Thrash metal is a big deal at Bloodstock this year, with everyone from old timers Kreator and Testament through to visceral newbies Havok and Shrapnel keeping the spirit of 85 alive, and proving that nothing else sends metalheads into such a frenzy of circle pits and flying lager. US thrashcore scamps Municipal Waste even manage to break a world record for the largest number of crowd-surfers during a single song. You don’t get that at Latitude.

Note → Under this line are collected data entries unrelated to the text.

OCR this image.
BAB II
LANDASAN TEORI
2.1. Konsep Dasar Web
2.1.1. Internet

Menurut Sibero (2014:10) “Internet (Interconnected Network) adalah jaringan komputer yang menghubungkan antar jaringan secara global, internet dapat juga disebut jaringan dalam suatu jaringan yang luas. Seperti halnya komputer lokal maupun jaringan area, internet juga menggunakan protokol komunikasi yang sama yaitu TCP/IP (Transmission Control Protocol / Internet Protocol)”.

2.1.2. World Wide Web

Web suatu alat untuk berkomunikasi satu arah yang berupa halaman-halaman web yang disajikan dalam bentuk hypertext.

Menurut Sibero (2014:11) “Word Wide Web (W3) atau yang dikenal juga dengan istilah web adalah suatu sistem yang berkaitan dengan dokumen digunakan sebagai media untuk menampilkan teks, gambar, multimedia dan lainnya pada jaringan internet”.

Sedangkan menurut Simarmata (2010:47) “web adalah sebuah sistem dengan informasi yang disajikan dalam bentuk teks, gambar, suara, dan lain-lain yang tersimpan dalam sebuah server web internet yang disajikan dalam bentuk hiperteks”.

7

Saturday’s highlights are both a little off-piste for the old-school contingent: King 810 pull off a stunning return to the UK, despite being a guitarist down, with a set that occasionally feels too deep, dark and intimate for the outdoors but that provokes one of the weekend’s most raucous sing-alongs during the climactic Killem All. Meanwhile, Hatebreed get the loudest response of the whole festival by simply battering everyone with positivity and massive riffs. Saturday headliners Ghost pull out all the cod-Satanic theatrical stops. It’s an entertaining 90 minutes of great songs and mischievous weirdness, even though frontman Papa Emeritus III appears to be turning into the heavy metal Frank N Furter, replete with wide-eyed smutty asides.

Eugene Gill of King 810.
Eugene Gill of King 810. Photograph: Katja Ogrin/Redferns

Sunday’s peaks include the joyous sight of wheelchair-using Possessed frontman Jeff Becerra snarling and howling like the last 30 years didn’t happen, and Skindred’s irresistible ragga-metal hybrid making a field full of exhausted fans dance like idiots for a full hour. It all ends with the most powerful Megadeth set the UK has seen in a long time, climaxing with a truly startling version of the still depressingly relevant Holy Wars ... The Punishment Due. Bloodstock’s cheerful nurturing of the metal spirit even brings the best out of Dave Mustaine, it seems.

  • This star rating of article was amended on Monday 14 August from four to the intended five.